The Second China Votes

THE BALTIMORE SUN

There were two ways to interpret the recent Taiwan election. One was as a victory for stability, because the ruling Nationalist Party (KMT) candidate for governor of Taiwan beat the pro-independence candidate handily. The other was as a provocative slap at the local establishment and at Communist China, because the independence candidate won for mayor of Taipei, the capital city, with 44 percent in a three-way race.

The Taipei stock market chose the first interpretation. It surged. Clearly, Taiwanese capitalists believe their boat is not rocked. They remain confident the fiction that Taiwan is not a country will let it go on being the one with the largest foreign currency reserves, the 14th largest economy and the most impressive transition to democracy in Asia, with only 21 million people. This tiger will not roar, out of respect for the dragon.

Immediately after the election came the visit of U.S. Transportation Secretary Federico Pena, the first U.S. cabinet officer to visit Taiwan since Jimmy Carter de-recognized it in 1979 as the price for relations with China. President Clinton is wisely expanding the Taiwan relationship incrementally.

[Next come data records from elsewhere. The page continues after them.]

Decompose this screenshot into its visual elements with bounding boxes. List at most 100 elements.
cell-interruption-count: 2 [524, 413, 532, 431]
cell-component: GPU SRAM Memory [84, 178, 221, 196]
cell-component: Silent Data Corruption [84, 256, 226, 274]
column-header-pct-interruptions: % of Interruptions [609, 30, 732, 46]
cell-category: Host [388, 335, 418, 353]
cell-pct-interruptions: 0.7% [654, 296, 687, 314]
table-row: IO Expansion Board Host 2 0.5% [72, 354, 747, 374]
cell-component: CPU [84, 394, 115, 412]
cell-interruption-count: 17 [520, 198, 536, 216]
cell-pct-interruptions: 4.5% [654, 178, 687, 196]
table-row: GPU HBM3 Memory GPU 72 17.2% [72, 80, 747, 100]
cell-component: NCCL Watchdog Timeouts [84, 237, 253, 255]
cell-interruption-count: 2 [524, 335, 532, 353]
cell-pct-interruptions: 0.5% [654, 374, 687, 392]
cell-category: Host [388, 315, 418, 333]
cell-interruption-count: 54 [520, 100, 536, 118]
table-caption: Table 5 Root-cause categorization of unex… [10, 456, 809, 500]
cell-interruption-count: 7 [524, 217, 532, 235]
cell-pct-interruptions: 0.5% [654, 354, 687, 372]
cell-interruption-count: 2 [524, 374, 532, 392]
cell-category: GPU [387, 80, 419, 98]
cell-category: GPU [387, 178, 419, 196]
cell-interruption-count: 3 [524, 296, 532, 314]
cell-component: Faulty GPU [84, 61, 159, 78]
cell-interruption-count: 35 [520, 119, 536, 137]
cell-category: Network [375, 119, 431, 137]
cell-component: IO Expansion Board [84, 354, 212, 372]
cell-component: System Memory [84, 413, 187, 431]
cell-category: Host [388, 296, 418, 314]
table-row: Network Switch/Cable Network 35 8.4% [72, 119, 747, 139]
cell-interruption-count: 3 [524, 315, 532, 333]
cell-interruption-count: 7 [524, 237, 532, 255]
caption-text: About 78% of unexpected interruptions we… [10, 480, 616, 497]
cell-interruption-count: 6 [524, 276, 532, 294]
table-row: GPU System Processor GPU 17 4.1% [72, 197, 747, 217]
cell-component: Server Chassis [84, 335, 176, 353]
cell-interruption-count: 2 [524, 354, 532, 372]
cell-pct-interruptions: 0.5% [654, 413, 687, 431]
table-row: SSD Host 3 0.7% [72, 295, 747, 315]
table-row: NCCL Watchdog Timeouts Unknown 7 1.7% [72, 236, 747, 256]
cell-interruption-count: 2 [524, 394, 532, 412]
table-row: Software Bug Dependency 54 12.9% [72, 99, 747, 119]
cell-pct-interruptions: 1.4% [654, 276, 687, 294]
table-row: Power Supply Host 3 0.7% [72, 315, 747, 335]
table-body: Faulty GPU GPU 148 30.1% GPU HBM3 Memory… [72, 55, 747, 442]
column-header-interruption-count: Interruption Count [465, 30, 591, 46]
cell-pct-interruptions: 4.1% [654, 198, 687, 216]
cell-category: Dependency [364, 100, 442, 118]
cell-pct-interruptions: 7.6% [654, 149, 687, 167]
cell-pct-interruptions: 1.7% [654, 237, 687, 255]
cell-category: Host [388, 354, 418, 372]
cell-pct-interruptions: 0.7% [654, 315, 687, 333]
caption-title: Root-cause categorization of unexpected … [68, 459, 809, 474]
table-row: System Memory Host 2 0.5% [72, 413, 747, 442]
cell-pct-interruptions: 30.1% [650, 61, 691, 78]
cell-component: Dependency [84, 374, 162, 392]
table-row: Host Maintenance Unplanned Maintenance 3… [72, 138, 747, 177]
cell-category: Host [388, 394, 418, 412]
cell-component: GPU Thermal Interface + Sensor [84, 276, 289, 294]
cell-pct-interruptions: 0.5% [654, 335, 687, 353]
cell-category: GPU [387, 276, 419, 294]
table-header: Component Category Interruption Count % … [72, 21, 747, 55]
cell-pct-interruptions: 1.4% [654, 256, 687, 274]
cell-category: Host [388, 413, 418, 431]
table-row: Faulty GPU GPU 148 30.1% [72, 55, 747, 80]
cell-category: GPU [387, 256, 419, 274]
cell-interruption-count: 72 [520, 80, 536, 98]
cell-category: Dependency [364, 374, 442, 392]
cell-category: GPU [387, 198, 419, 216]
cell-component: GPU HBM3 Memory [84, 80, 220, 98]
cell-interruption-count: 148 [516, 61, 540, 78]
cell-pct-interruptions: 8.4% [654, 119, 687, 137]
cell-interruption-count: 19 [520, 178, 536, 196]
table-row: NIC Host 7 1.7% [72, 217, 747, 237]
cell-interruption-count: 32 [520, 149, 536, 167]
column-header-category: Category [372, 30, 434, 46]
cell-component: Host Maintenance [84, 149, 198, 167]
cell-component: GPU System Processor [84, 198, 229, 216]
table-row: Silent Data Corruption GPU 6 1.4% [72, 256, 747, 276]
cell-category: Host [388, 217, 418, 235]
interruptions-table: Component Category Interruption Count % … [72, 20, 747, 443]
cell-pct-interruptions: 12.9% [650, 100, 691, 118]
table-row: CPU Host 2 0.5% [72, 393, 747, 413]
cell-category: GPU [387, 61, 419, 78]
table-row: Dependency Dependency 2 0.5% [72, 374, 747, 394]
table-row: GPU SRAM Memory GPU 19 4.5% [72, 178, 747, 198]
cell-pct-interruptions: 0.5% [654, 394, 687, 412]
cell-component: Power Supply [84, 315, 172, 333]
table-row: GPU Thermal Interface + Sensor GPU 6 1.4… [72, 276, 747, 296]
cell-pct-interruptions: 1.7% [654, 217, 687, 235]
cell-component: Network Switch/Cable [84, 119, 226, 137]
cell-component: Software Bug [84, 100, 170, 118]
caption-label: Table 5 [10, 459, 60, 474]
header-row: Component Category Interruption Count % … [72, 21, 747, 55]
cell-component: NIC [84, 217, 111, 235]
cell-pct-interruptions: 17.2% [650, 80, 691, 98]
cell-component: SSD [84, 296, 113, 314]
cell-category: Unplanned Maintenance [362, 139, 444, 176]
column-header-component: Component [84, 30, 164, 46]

The Pena visit is a small victory for President Lee Teng-hui's policy of sovereignty by stealth. In theory, he agrees with Deng Xiaoping in Beijing that there is only one China and pretends to be president of it. Since the Republic of China government purports to govern all China, its governor of Taiwan governs everywhere the president does. This was the first free gubernatorial election since martial law ended in 1989, and paves the way for a free presidential election in 1996.

The Democratic Progressive Party (DDP), which seeks independence, did not win the loyalties of the 85 percent of the electorate who speak Taiwan dialect. They returned the governor, James C. Y. Soong, who cannot speak Taiwan dialect and represents the ruling Chinese who arrived only after the collapse of Nationalist China in 1949. But the DDP success in Taipei gives it an important platform for 1996. The issue of Taiwan's eventual fate is kept open. The Communists are not given assurance of eventual reunification, yet are not provoked with repudiation of it.

In fact, there are two Chinas, while both agree there is only one. They profit from closer relations and increasingly need each other. The election on Taiwan did not change that, but did rub in the truism that if you believe in free elections, you have to accept the results.